Aan de vorm van Shakespeares originelen (voor het eerst in een soort piratendruk verschenen in 1609) is nochtans alle recht gedaan: elk gedicht telt natuurlijk veertien regels, is opgebouwd uit drie aaneengeregen kwatrijnen en een (inspringend) distichon oftewel couplet als sprankelend sluitstuk, spitsvondige uitsmijter of clou of klap op de vuurpijl, heeft het strikte rijmschema ababcdcdefefgg, en stevige vijfvoetige, jambische versregels of jambische pentameters, hoe je het noemen wilt, en bij alle gewrochtheid die Shakespeares gedichten nu eenmaal eigen is, een syntactische en logische complexiteit die Van Deursen in niet weg te strijken poogt, zijn alle vertalingen van een overweldigende souplesse. Ze staan op zichzelf.

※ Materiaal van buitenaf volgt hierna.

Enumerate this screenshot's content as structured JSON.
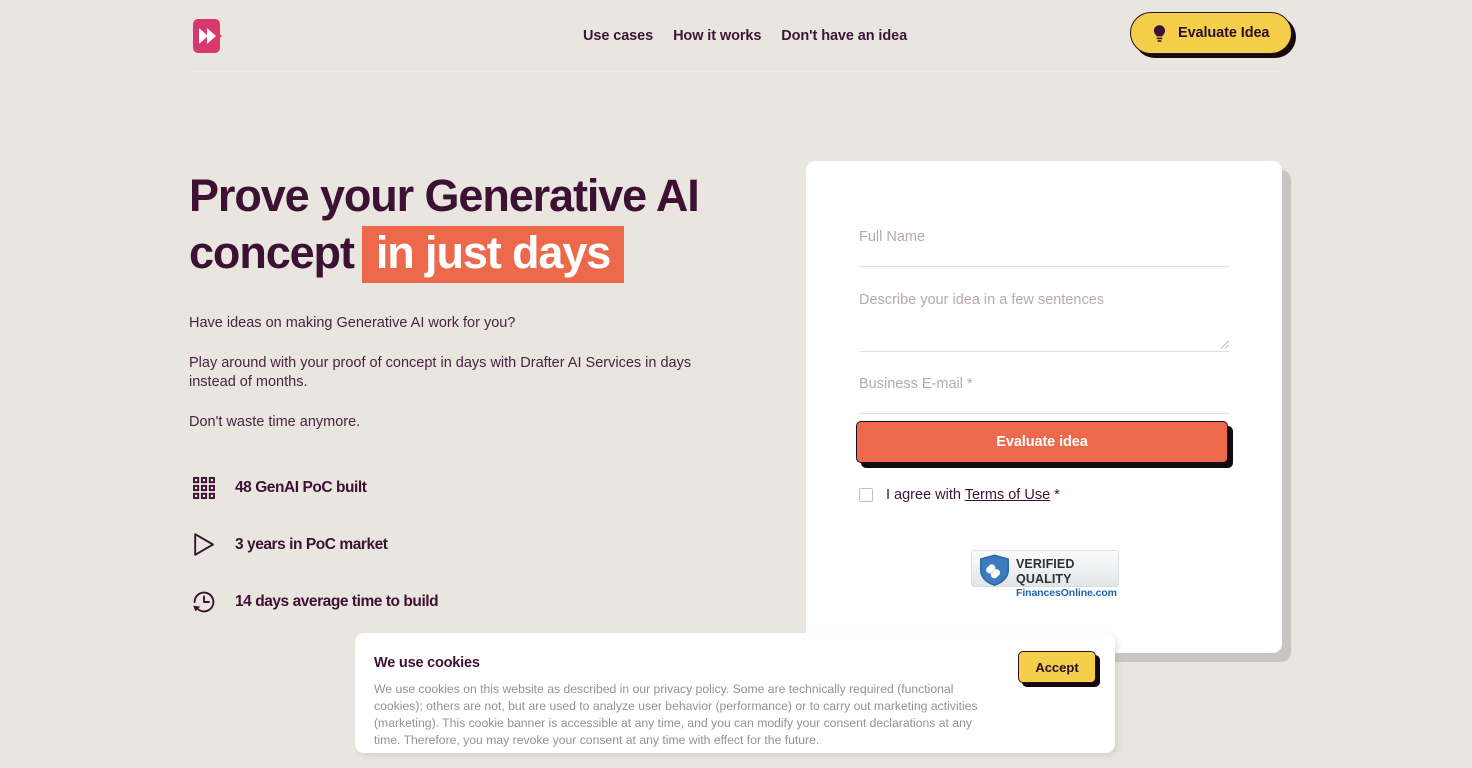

En verder geen gedoe. Geen gezucht over de last van het vertalen in een voor- of een even lyrisch als klagend nawoord, geen goedbedoelde woordverklaringen, geen tekstverrijking door toelichtende annotatie, geen leeshulp met historische verklaringen; geen ballast. De teksten van Shakespeare, maar dan in het Nederlands, en ik zou haast zeggen: in goed Nederlands. Alsof ze zo gemaakt zijn. En klaar voor nu. Ook voor jou.
Er is ook een luister-uitgave, blijkt uit reclame in het colofon. Ook daar ben ik nieuwsgierig naar, want Van Deursen, onder meer bekend als acteur, begon aan zijn vertalingen toen hem was gevraagd vijf van Shakespeares gedichten voor te lezen en hij geen geschikte vertalingen vond. Die zijn er nu dus wel. Als je zachtjes leest, hoor je ze al. Je gaat ze haast vanzelf hardop lezen, voor wie dan ook.